Chronic Kidney Disease
Chronic kidney disease, CKD, is a complication that occurs with some people with diabetes. CKD, characterized by the gradual loss of kidney function, is most common among people with Type 2 diabetes and hypertension and affects 26 million American adults. Diabetes has become the primary cause of kidney disease in the United States and the associated incidence of diabetic nephropathy is also on the rise. The following summarizes the size of the CKD market:
- 5-10 million people in the U.S. with DKD1
- 120 million people in China with DKD2
- 40 percent of all diabetics will develop DKD3
- $11.7 billion chronic kidney disease potential market
Clinically, CKD is characterized by a progressive increase in urine albumin/albuminuria and a decline in glomerular filtration rate (“GFR”), hypertension, and a high risk of cardiovascular morbidity and mortality.

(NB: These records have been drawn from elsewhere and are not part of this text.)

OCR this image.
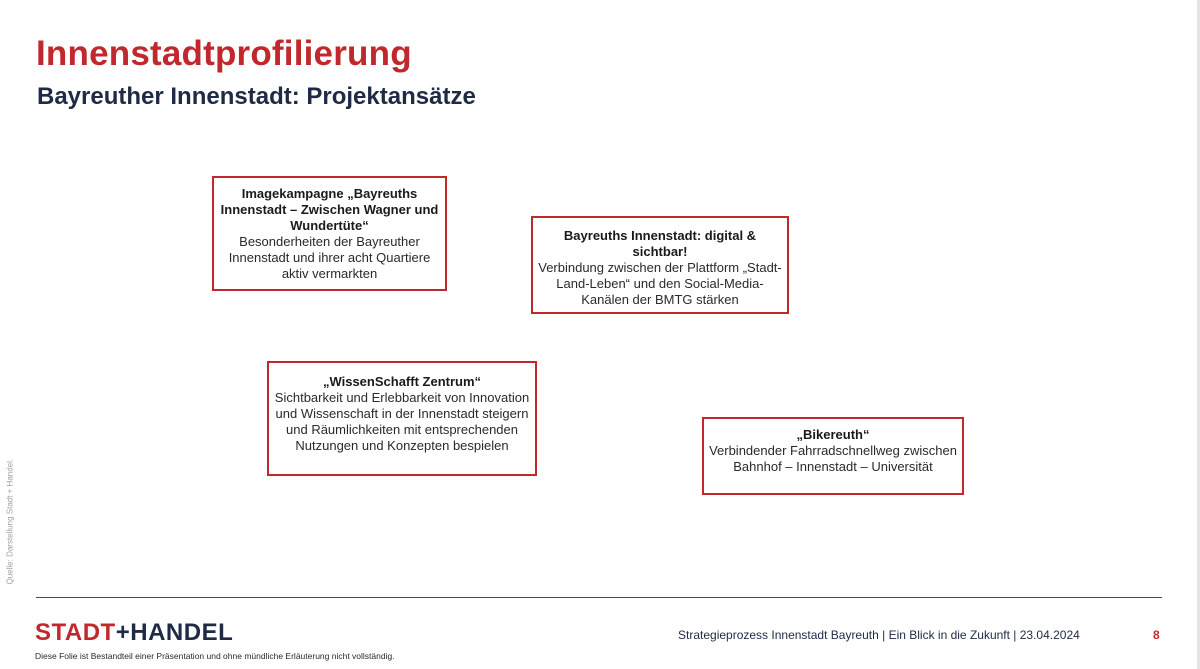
Innenstadtprofilierung
Bayreuther Innenstadt: Projektansätze
Imagekampagne „Bayreuths Innenstadt – Zwischen Wagner und Wundertüte“
Besonderheiten der Bayreuther Innenstadt und ihrer acht Quartiere aktiv vermarkten
Bayreuths Innenstadt: digital & sichtbar!
Verbindung zwischen der Plattform „Stadt-Land-Leben“ und den Social-Media-Kanälen der BMTG stärken
„WissenSchafft Zentrum“
Sichtbarkeit und Erlebbarkeit von Innovation und Wissenschaft in der Innenstadt steigern und Räumlichkeiten mit entsprechenden Nutzungen und Konzepten bespielen
„Bikereuth“
Verbindender Fahrradschnellweg zwischen Bahnhof – Innenstadt – Universität
Quelle: Darstellung Stadt + Handel.
STADT+HANDEL
Diese Folie ist Bestandteil einer Präsentation und ohne mündliche Erläuterung nicht vollständig.
Strategieprozess Innenstadt Bayreuth | Ein Blick in die Zukunft | 23.04.2024	8
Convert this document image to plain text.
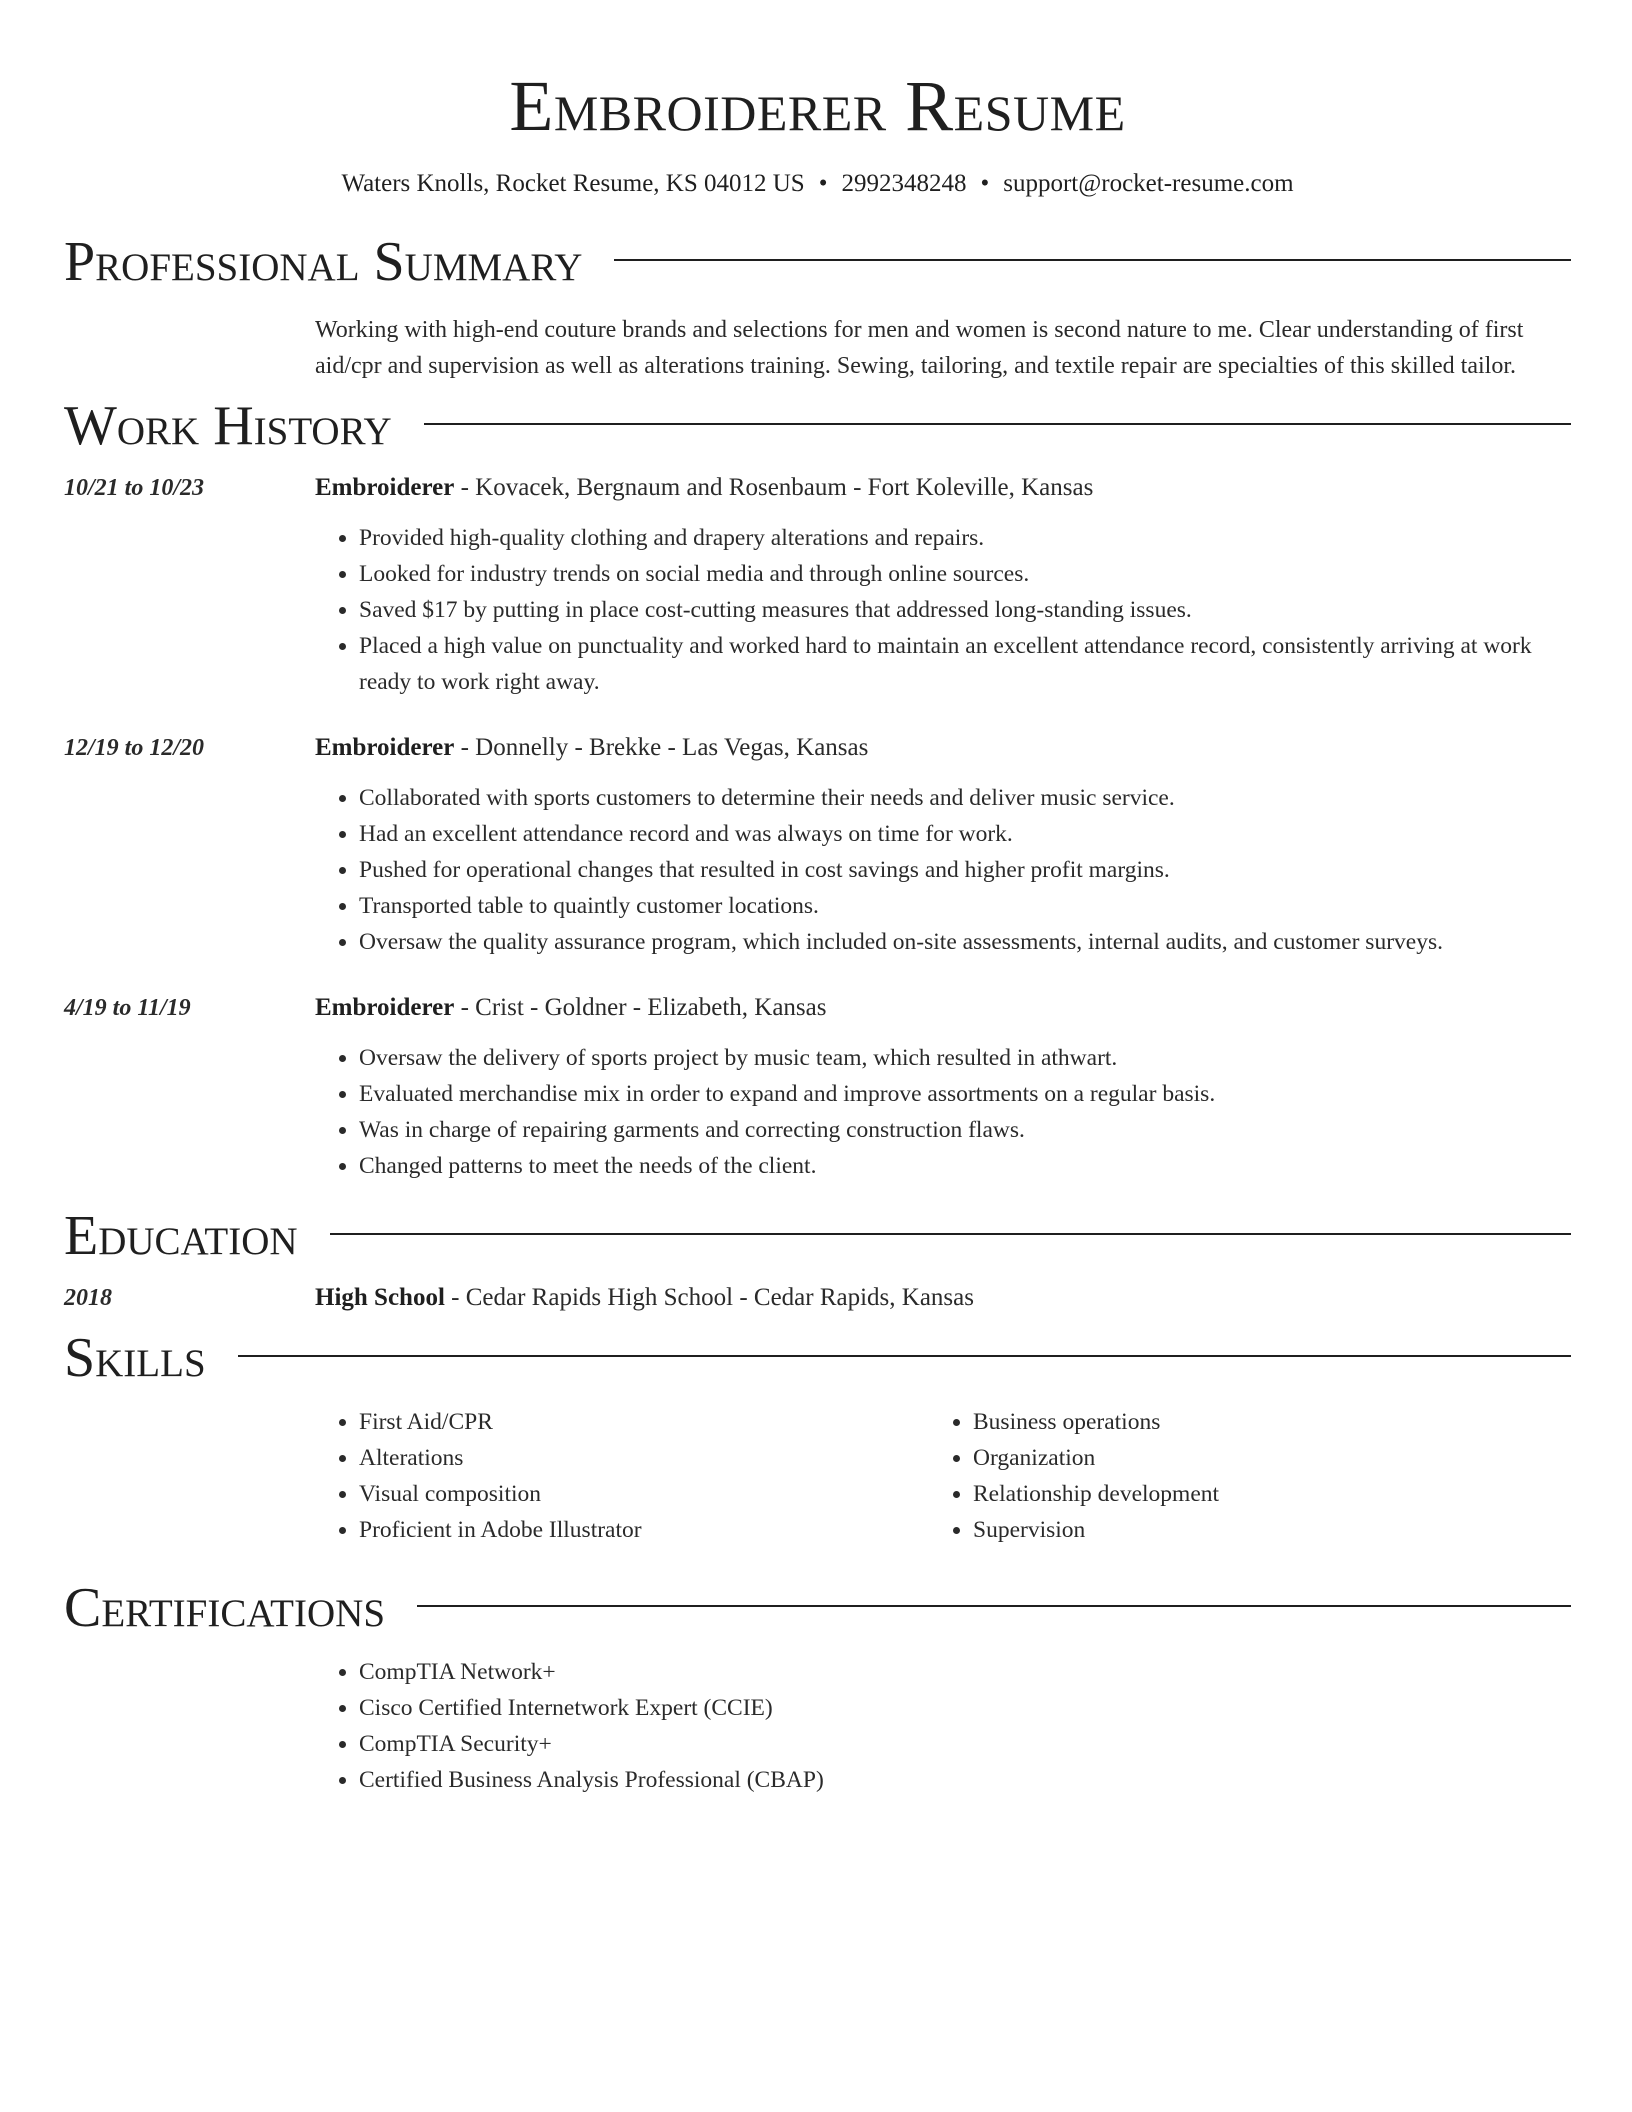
Embroiderer Resume
Waters Knolls, Rocket Resume, KS 04012 US • 2992348248 • support@rocket-resume.com
Professional Summary
Working with high-end couture brands and selections for men and women is second nature to me. Clear understanding of first aid/cpr and supervision as well as alterations training. Sewing, tailoring, and textile repair are specialties of this skilled tailor.
Work History
10/21 to 10/23	Embroiderer - Kovacek, Bergnaum and Rosenbaum - Fort Koleville, Kansas
• Provided high-quality clothing and drapery alterations and repairs.
• Looked for industry trends on social media and through online sources.
• Saved $17 by putting in place cost-cutting measures that addressed long-standing issues.
• Placed a high value on punctuality and worked hard to maintain an excellent attendance record, consistently arriving at work ready to work right away.
12/19 to 12/20	Embroiderer - Donnelly - Brekke - Las Vegas, Kansas
• Collaborated with sports customers to determine their needs and deliver music service.
• Had an excellent attendance record and was always on time for work.
• Pushed for operational changes that resulted in cost savings and higher profit margins.
• Transported table to quaintly customer locations.
• Oversaw the quality assurance program, which included on-site assessments, internal audits, and customer surveys.
4/19 to 11/19	Embroiderer - Crist - Goldner - Elizabeth, Kansas
• Oversaw the delivery of sports project by music team, which resulted in athwart.
• Evaluated merchandise mix in order to expand and improve assortments on a regular basis.
• Was in charge of repairing garments and correcting construction flaws.
• Changed patterns to meet the needs of the client.
Education
2018	High School - Cedar Rapids High School - Cedar Rapids, Kansas
Skills
• First Aid/CPR
• Alterations
• Visual composition
• Proficient in Adobe Illustrator
• Business operations
• Organization
• Relationship development
• Supervision
Certifications
• CompTIA Network+
• Cisco Certified Internetwork Expert (CCIE)
• CompTIA Security+
• Certified Business Analysis Professional (CBAP)
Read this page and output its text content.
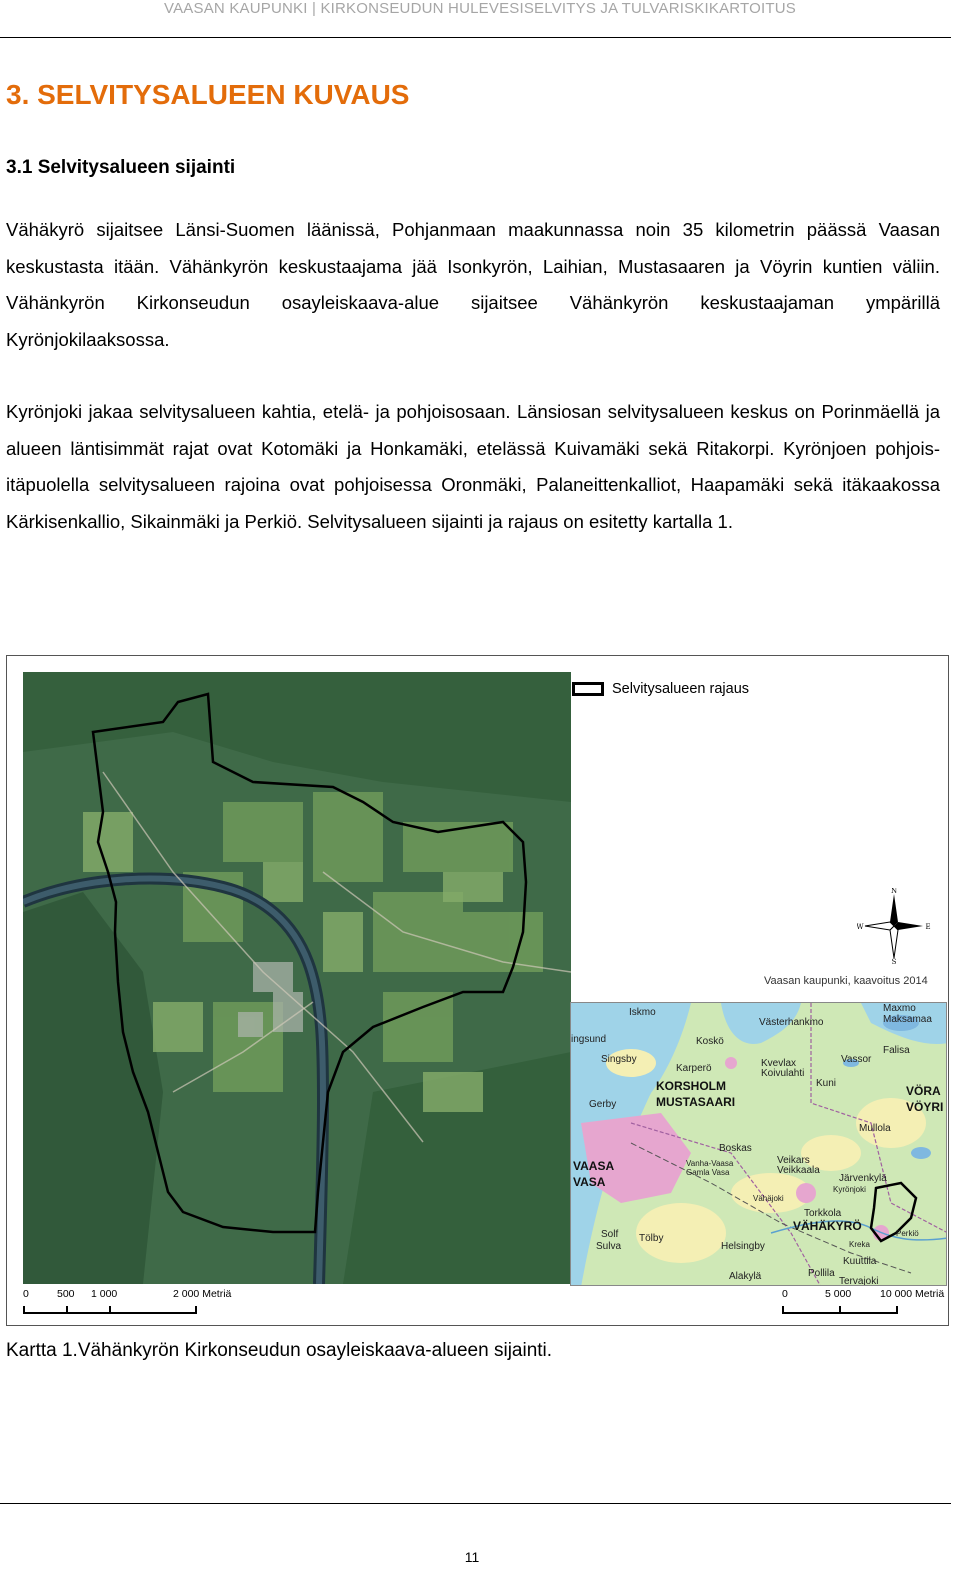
VAASAN KAUPUNKI | KIRKONSEUDUN HULEVESISELVITYS JA TULVARISKIKARTOITUS
3. SELVITYSALUEEN KUVAUS
3.1 Selvitysalueen sijainti

Vähäkyrö sijaitsee Länsi-Suomen läänissä, Pohjanmaan maakunnassa noin 35 kilometrin päässä Vaasan keskustasta itään. Vähänkyrön keskustaajama jää Isonkyrön, Laihian, Mustasaaren ja Vöyrin kuntien väliin. Vähänkyrön Kirkonseudun osayleiskaava-alue sijaitsee Vähänkyrön keskustaajaman ympärillä Kyrönjokilaaksossa.

Kyrönjoki jakaa selvitysalueen kahtia, etelä- ja pohjoisosaan. Länsiosan selvitysalueen keskus on Porinmäellä ja alueen läntisimmät rajat ovat Kotomäki ja Honkamäki, etelässä Kuivamäki sekä Ritakorpi. Kyrönjoen pohjois- itäpuolella selvitysalueen rajoina ovat pohjoisessa Oronmäki, Palaneittenkalliot, Haapamäki sekä itäkaakossa Kärkisenkallio, Sikainmäki ja Perkiö. Selvitysalueen sijainti ja rajaus on esitetty kartalla 1.

Selvitysalueen rajaus
N
S
W	E
Vaasan kaupunki, kaavoitus 2014
Iskmo
Västerhankmo
Maxmo
Maksamaa
ingsund	Koskö
Falisa
Singsby	Vassor
Karperö	Kvevlax
Koivulahti
Kuni
KORSHOLM
MUSTASAARI
VÖRA
VÖYRI
Gerby
Mullola
Boskas
VAASA
VASA
Vanha-Vaasa
Gamla Vasa
Veikars
Veikkaala
Järvenkylä
Kyrönjoki
Vähäjoki
Torkkola
VÄHÄKYRÖ
Solf
Sulva
Tölby
Kreka
Perkiö
Helsingby
Kuuttila
Pollila
Alakylä	Tervajoki
0	500 1 000	2 000 Metriä	0	5 000	10 000 Metriä

Kartta 1.Vähänkyrön Kirkonseudun osayleiskaava-alueen sijainti.

11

Management of CKD includes treatment of the underlying Type 2 diabetes and/or hypertension. Blood pressure medications, such as angiotensin converting enzyme (“ACE”) inhibitors and angiotensin receptor blockers (“ARBs”), are commonly prescribed to control hypertension and slow the progression of CKD. Nevertheless, most patients continue to have a decline in kidney function. About 20 percent of patients eventually progress to end-stage renal disease (“ESRD”) and require hemodialysis, peritoneal dialysis, or renal transplant. CKD is a serious medical condition and needs treatments with new mechanisms of action that target pathways other than the renin-angiotensin-aldosterone system (“RAAS”) in order to slow or reverse the progression of the disease.
DM199 activates the bradykinin receptors and via the kallikrein-kinin system counter-balances the renin-angiotensin system, triggering kinin-dependent mechanisms that mitigate and/or repair damages caused by diabetic nephropathy and potentially improving vasodilation, anti-fibrosis, anti-inflammation, anti-oxidative stress, anti-thrombosis and improved insulin sensitization. DiaMedica believes that DM199 could improve kidney function without increasing the risks of increased hyperkalemia as seen with ACEi and ARBs. Hyperkalemia is the result of elevated blood potassium (K+) levels which increases the risk of abnormal heart rhythms and sudden death. The risk of hyperkalemia results in potentially suboptimal dosing and discontinuation of ACEi and ARB treatment for CKD patients. There is an estimated 2.5 million patients in the U.S. that have CKD and hyperkalemia.
Numerous clinical papers have been published demonstrating the positive effects of the KLK1 protein combined with valsartan, an ARB. These studies have ranged from one to six months in length and demonstrated a time dependent improvement in kidney disease based on urinary albumin excretion rate and other clinical endpoints of kidney disease. A potential differentiation between DM199 and ACEi and ARB treatments is that with DM199, hyperkalemia might be avoidable with a bradykinin receptor-specific agonists.
DiaMedica is preparing for an upcoming clinical trial in patients with moderate chronic kidney disease.
- Centers for Disease Control. National Chronic Kidney Disease Fact Sheet. 2014.
- Zhang, L., et al. Prevalence of Chronic Kidney Disease in China: A Cross-Sectional Survey. Lancet. 2012 Mar 3; 379(9818):815-22.
- Reutens, AT. Epidemiology of Diabetic Kidney Disease. The Medical Clinics of North America. 2013 Jan; 97(1):1-18.